Throughout my diagnosis and treatment, I’ve never felt sorry for myself. My perspective is very different. I believe I was incredibly lucky that it was caught early.
I’ve heard from dozens of women who told me they haven’t had a mammogram in five years or even more. I couldn’t believe it. These women seem to have it all together – great careers, cool husbands, gorgeous kids and beautiful homes. But like many women, they’re taking care of everything and everyone except themselves.
Each day, there are blessings that come with cancer. I’ve reconnected with old friends I haven’t spoken to in years. My husband beautifully demonstrated the marriage vow of “in sickness and in health” as he steadfastly showed up, held my hand and – some days – literally helped me stand up through this struggle. The love shown to me by family, friends, neighbors and colleagues is unparalleled. I can give an entire speech at church about the “God Winks” I’ve experienced. And I’ve taught my children how we can face adversity with grace, faith, humor, kindness and hope.
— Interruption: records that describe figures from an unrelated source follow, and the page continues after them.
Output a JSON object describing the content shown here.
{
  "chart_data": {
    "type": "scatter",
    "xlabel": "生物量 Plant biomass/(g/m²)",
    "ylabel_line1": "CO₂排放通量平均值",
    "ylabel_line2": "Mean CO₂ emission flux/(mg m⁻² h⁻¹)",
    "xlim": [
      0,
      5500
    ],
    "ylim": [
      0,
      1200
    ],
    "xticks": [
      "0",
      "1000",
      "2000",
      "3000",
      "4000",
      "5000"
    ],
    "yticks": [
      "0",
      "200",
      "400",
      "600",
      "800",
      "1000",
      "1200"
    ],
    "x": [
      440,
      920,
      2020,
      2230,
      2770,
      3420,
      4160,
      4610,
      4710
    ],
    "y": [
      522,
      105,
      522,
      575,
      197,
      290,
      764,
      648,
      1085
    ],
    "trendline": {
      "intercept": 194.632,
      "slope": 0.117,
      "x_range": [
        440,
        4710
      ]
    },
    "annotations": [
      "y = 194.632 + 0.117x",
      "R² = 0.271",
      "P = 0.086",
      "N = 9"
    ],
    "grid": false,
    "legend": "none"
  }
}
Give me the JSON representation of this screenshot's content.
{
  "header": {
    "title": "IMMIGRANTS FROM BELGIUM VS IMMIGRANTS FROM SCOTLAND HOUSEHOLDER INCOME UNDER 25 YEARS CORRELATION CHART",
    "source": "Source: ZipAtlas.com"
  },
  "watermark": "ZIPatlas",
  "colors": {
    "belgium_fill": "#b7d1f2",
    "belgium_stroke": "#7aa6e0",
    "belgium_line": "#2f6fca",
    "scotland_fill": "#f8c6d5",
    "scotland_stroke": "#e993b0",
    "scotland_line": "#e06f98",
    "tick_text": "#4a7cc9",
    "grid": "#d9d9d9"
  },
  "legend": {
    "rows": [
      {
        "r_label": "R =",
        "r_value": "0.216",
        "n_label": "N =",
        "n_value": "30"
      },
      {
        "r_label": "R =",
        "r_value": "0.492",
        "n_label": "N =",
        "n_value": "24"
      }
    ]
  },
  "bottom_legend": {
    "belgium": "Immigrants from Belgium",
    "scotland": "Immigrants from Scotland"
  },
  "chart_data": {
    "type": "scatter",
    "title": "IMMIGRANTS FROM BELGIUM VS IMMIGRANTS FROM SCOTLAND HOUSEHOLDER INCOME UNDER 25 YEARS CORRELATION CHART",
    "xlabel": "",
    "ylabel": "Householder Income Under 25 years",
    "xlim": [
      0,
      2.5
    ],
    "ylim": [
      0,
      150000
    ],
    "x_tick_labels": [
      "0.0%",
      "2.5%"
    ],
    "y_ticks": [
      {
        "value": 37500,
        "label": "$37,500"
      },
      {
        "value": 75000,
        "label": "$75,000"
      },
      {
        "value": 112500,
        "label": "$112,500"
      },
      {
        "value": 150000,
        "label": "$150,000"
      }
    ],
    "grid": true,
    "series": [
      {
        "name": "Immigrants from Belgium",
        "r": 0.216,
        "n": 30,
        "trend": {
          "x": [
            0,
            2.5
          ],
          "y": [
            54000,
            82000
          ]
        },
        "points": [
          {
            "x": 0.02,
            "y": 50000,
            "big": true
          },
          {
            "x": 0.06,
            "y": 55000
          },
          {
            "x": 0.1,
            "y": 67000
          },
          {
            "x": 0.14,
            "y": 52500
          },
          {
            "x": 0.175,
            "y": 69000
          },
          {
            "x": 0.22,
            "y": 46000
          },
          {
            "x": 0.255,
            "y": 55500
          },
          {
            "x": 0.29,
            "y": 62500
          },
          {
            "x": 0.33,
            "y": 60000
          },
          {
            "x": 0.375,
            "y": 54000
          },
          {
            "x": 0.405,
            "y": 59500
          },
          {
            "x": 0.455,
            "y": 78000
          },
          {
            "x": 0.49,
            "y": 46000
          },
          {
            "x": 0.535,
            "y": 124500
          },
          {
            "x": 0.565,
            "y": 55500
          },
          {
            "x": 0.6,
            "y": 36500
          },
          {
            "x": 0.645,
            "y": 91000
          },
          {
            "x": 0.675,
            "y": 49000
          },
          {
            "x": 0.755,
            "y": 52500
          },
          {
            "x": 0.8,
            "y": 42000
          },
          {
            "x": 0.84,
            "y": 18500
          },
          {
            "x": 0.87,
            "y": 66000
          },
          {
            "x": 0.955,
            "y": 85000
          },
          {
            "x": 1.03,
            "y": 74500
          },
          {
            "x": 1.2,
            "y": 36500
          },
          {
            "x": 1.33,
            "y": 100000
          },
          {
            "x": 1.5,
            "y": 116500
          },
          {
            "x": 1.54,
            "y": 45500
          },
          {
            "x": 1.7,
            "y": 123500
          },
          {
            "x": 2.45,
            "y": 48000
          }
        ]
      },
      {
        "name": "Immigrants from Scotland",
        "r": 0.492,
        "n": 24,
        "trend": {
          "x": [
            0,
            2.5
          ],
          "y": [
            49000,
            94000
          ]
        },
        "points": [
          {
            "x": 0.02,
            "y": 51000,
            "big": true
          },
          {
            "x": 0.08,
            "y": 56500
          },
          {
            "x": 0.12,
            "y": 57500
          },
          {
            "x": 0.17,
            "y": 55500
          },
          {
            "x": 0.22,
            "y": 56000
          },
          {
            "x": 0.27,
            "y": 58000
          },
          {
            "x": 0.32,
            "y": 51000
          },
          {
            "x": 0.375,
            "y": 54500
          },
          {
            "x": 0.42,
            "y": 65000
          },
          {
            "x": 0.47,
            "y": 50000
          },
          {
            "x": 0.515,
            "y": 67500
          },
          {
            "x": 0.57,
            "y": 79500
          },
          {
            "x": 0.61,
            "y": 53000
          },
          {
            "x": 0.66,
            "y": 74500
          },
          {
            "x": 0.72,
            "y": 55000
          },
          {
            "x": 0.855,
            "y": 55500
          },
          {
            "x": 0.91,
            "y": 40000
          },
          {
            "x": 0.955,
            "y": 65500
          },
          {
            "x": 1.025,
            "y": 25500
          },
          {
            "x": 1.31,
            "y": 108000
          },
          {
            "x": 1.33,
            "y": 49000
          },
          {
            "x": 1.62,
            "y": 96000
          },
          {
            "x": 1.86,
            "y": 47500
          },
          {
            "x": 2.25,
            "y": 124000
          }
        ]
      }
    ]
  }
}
Moving forward, I face years of blood work and scans. That terrifies me. But whether I like it or not, it’s my new normal. I also know that there are things I can do to help reduce my risk of recurrence: exercising 150 minutes per week, eating a plant-based diet, limiting alcohol, maintaining a healthy weight and managing stress.
Today, my strength has returned, my hair is growing back and I feel like I’m emerging from cancer as a better person than before and the best person I can be. I believe the future is bright.
My advice is to do a monthly self-breast exam and have a yearly mammogram. It only takes a few minutes. And early detection is key. Don’t be scared. It can save your life.